Мы прошли немного, и он остановился.
«Но если голод меня будет очень мучить…»
«Если он тебя будет очень мучить, то что тогда?»
«Если голод меня будет очень мучить, — говорит он, — тогда я без всяких колебаний съем тебя».
Я смеюсь:
«Попробуй только».
И вдруг он бросается на меня! Я его резко отбрасываю и кричу:
«Ах ты, корзина с грязным бельем!»
А он:
«Я тебя съем! Я тебя съем живьем!»
«Если сумеешь!»
«Если сумею? Ну, погоди, сама увидишь! Откуда начать, говори! — Он тычет в меня кулаками, тискает. — Ну, откуда? Отсюда? — Не унимается, кричит: — Отсюда?» — И кусает меня в бедро.
«Ах ты, мерзкий пакостник! — кричу и кулаками начинаю дубасить по его горбам. Он приходит в бешенство. Но я ему угрожаю: — Да я раздавлю тебя, как таракана!»
Он кашляет и отпускает меня. Начинает икать. Можно подумать, что сейчас он отдаст богу душу. Шепчет мне, совсем потеряв голос:
«Скажи, где мы будем есть сегодня? Я не могу больше терпеть. У меня темнеет в глазах, когда я голоден…»
«Ладно, ладно, пойдем туда. Это недалеко».
«Не томи меня».
Тогда я говорю:
«К комиссару Арсаду пойдем! Вот куда!»
Он начинает топать ногами:
«Ах, так вот куда ты меня ведешь, дрянь! И тебе не стыдно? Я хочу есть, а ты мне очки втираешь!»
«Но разве ты не хотел выдать меня?» — спрашиваю.
Он стоит и смотрит на меня, выпучив глаза так, что одни белки горят.
«Идем, идем, — говорю. — Комиссар Арсад тебя покормит. Даст тебе, чем набить брюхо. И попробуй только отказаться от его бурды!»
Он кидается на меня, хочет ударить головой. Но я уже наготове и отбиваю его атаку так, как он того заслуживает.
«Если тебе так хочется есть, на-ка, выкуси, цыплячья гузка!»

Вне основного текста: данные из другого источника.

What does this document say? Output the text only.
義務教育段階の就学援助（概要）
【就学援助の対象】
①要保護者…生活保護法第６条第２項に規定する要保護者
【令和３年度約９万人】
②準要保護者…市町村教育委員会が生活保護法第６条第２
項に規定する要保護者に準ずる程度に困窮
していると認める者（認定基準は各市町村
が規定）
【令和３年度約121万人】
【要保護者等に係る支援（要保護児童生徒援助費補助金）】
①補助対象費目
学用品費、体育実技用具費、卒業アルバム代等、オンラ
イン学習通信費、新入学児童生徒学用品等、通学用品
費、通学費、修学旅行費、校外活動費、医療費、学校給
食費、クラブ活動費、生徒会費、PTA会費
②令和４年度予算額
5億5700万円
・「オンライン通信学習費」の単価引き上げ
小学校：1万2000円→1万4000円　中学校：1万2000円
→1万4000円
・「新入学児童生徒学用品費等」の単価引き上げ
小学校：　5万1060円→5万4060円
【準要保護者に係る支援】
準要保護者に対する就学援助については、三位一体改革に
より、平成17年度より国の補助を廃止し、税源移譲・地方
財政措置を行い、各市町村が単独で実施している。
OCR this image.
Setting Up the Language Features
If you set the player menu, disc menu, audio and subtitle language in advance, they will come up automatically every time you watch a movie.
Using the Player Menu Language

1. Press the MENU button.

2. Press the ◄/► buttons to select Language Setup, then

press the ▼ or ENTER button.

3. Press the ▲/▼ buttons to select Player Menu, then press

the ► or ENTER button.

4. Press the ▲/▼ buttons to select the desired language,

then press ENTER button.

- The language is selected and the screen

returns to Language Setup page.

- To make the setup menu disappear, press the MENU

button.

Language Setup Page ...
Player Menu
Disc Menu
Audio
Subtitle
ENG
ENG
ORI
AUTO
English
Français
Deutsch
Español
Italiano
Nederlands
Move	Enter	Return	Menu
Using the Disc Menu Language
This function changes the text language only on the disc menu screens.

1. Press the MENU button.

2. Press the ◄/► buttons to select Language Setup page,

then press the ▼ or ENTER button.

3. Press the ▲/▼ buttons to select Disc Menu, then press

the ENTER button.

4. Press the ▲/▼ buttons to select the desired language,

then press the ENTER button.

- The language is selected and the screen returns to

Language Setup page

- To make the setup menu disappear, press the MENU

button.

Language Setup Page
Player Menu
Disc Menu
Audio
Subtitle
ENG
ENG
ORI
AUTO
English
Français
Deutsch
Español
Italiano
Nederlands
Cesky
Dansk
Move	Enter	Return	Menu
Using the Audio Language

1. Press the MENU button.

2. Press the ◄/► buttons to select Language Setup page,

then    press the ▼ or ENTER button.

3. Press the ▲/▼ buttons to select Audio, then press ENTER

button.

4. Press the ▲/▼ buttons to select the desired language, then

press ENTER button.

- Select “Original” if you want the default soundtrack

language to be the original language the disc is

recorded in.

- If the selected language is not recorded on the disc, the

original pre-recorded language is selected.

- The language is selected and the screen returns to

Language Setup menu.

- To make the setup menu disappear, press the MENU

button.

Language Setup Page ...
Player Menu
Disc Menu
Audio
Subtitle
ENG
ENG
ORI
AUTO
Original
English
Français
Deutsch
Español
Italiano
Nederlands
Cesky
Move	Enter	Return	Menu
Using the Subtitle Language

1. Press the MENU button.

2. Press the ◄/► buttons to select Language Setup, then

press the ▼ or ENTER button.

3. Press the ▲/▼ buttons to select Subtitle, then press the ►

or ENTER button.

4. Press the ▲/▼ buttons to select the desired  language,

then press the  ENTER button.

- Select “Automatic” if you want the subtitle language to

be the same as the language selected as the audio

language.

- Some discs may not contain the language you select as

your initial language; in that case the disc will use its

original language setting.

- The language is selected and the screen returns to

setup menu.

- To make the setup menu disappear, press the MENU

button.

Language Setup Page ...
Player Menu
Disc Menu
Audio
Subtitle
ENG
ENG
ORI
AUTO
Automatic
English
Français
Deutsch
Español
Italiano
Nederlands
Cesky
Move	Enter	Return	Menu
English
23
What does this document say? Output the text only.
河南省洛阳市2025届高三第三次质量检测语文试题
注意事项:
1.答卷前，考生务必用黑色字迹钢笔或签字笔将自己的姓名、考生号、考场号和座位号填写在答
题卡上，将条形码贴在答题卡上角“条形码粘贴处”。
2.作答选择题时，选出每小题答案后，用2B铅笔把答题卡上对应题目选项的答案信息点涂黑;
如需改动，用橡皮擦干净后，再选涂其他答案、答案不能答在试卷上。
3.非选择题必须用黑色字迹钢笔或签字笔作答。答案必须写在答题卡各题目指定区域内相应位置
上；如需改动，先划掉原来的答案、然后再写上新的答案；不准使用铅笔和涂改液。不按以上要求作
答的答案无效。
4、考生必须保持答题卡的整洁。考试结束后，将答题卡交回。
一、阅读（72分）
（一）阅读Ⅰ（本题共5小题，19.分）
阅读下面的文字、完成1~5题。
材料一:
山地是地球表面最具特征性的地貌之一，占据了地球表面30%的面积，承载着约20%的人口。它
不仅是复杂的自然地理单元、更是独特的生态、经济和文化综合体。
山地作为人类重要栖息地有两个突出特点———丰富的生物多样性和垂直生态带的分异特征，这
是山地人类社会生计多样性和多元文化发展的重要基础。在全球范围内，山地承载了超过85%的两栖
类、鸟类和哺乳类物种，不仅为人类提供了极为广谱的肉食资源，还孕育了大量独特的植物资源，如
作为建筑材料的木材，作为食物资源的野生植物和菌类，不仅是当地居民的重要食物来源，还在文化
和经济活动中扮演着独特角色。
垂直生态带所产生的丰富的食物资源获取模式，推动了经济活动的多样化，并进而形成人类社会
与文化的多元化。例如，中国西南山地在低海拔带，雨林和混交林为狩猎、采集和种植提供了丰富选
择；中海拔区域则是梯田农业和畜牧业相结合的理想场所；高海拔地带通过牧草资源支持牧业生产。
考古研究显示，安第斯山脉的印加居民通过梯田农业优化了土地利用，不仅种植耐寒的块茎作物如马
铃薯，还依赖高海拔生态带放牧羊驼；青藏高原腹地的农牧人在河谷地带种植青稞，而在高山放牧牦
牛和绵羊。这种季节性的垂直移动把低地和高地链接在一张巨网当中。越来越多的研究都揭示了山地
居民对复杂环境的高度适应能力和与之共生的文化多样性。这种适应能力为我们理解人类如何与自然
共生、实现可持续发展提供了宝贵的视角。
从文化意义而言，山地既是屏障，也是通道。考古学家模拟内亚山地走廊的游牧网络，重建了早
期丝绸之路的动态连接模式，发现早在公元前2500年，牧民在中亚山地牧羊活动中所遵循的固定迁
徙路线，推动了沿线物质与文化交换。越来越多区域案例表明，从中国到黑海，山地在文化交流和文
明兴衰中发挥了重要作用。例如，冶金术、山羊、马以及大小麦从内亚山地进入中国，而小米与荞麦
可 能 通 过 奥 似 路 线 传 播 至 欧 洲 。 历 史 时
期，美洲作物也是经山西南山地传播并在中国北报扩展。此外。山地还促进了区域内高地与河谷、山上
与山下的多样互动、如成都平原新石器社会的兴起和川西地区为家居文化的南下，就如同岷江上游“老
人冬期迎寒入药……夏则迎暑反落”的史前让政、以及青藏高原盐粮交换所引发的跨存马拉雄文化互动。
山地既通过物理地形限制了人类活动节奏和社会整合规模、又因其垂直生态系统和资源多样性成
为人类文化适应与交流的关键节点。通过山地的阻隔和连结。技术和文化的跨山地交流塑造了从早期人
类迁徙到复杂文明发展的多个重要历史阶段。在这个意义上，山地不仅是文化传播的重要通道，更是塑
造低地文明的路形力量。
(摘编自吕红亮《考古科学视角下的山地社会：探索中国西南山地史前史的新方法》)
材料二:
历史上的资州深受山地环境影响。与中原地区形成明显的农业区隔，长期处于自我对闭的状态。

«Не бей меня, Арфия! — визжит он. — Не дуби мою шкуру! Я голоден! Я ничего не ел! Я одинок! Один во всем мире! Сирота несчастная! Не бей меня, ты же мне как мать!»
Но я как начала его колотить, так уж и остановиться не могу. Надо его проучить как следует, думаю, и не надо никогда уже начатое хорошее дело прерывать на полпути!
А он вопит:
«На помощь! Ко мне! На помощь!»
Я не обращала внимания и здорово намяла ему бока. Рук даже не чувствовала, так отбила себе ладони. А он все вопил:
«Ты убьешь меня! И никто меня даже не обмоет! Никто не похоронит меня по-человечески!»
«По-человечески! — Кровь так и закипает во мне. Только за эти слова я отвешиваю ему двойную порцию тумаков. — По-человечески! Да разве ты человек? Ну-ка повтори, а я погляжу на тебя! Только за это на тебе еще, получай!»
«Ну как собаку, Арфия! Как паршивую собаку!»
«Вот именно!» — отвечаю ему.
«Сжалься, Арфия! Убьешь ведь меня, как собаку, а другие собаки придут и обглодают мои кости!»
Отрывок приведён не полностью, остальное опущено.